Rafał Trzaskowski był we wtorek gościem Radia Zet. Komentował nie tylko głośną sprawę wieżowców, które chciało budować PiS w Warszawie, ale także obecność nowego rzecznika warszawskiego ratusza Kamila Dąbrowy (został nim po wygranych przez Trzaskowskiego wyborach) w mediach społecznościowych. Ostatnio zwrócono uwagę na bardzo swobodny styl, w którym nowy rzecznik się tam wypowiada.
Rafał Trzaskowski powiedział, że jest zadowolony z pracy rzecznika, ale kwestia jego sposobu pisania w mediach społecznościowych pozostawia nieco do życzenia.
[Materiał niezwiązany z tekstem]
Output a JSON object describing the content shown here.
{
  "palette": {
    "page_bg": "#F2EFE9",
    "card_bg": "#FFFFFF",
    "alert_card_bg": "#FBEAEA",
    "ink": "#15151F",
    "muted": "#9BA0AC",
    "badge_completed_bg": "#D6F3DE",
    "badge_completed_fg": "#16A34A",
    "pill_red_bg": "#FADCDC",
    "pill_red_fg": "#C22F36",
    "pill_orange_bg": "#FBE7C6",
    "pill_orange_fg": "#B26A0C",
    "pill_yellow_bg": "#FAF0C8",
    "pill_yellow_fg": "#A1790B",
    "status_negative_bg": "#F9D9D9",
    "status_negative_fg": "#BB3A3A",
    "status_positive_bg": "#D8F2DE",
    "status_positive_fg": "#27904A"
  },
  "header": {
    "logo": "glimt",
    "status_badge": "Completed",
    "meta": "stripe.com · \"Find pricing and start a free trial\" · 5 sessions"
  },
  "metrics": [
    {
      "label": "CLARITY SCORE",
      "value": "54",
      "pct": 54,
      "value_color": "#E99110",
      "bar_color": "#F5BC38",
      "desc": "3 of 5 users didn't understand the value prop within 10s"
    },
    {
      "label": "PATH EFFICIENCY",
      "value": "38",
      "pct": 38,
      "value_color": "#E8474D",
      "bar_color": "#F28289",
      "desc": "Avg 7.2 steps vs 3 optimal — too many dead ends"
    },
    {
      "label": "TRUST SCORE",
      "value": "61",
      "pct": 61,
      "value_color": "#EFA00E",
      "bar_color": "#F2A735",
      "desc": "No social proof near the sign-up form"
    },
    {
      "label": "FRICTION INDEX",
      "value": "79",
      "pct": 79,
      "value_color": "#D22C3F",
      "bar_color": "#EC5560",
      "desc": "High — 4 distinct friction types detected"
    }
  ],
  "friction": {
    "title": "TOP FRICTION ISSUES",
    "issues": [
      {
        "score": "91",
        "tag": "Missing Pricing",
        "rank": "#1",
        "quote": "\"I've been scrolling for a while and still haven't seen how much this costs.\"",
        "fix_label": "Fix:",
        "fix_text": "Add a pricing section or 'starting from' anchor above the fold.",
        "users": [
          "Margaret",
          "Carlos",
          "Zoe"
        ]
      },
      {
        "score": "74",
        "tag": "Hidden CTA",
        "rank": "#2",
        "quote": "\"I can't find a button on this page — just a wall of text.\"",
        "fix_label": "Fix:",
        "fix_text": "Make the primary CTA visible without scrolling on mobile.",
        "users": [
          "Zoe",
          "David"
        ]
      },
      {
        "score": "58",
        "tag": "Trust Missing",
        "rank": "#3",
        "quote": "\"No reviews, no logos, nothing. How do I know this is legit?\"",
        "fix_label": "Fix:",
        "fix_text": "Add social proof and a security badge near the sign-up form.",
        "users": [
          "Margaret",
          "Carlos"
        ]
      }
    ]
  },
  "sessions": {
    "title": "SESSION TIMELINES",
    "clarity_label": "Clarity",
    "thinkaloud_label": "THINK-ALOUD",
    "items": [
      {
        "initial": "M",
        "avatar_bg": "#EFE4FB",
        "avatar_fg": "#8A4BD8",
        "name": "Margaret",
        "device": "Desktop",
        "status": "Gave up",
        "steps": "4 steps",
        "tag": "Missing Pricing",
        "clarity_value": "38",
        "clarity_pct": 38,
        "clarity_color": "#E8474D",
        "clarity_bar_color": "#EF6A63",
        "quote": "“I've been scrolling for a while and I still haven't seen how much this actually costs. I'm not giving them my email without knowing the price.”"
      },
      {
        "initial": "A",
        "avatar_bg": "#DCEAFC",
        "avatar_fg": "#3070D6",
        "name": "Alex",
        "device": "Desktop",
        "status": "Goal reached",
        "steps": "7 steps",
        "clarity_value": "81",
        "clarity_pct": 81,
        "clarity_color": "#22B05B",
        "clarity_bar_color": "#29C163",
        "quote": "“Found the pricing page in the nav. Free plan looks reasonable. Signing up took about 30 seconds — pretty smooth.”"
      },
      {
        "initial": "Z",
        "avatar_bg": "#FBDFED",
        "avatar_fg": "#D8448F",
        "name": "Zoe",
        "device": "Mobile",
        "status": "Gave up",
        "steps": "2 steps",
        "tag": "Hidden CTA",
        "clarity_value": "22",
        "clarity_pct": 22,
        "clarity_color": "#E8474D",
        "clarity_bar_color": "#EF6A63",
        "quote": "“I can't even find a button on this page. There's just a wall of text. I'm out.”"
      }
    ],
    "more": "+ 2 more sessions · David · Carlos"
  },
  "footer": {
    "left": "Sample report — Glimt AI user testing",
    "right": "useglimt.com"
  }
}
Rozmawialiśmy na temat jego sposobu pisania na prywatnym Twitterze. To nie jest poetyka, która odpowiada wszystkim. Nie wszyscy to rozumieją. Tam nie ma miejsca na zaczepki i sarkazm
- powiedział Rafał Trzaskowski.
Chodziło m.in. o wpis "Bartek, a ty jeszcze nawilżasz czy już nie?", który Kamil Dąbrowa skierował do byłego rzecznika Ministerstwa Sportu Bartosza Zbroi na Twitterze. Chodziło o nawiązanie do słów Zbroi o "nawilżaniu" Jarosława Kaczyńskiego", po których rzecznik prawdopodobnie stracił pracę. Dzień później przeprosił i złożył rezygnację. CZYTAJ WIĘCEJ>>>
Tutaj nie ma miejsca na zaczepki i sarkazm. Tego nikt nie rozumie
- powiedział Trzaskowski.
Dodał również, że Kamil Dąbrowa zapewnił go, że takie wpisy nie będą pojawiać się już w jego mediach społecznościowych. Miał przyznać prezydentowi rację, że pisanie tego typu komentarzy nie przystoi rzecznikowi warszawskiego ratusza.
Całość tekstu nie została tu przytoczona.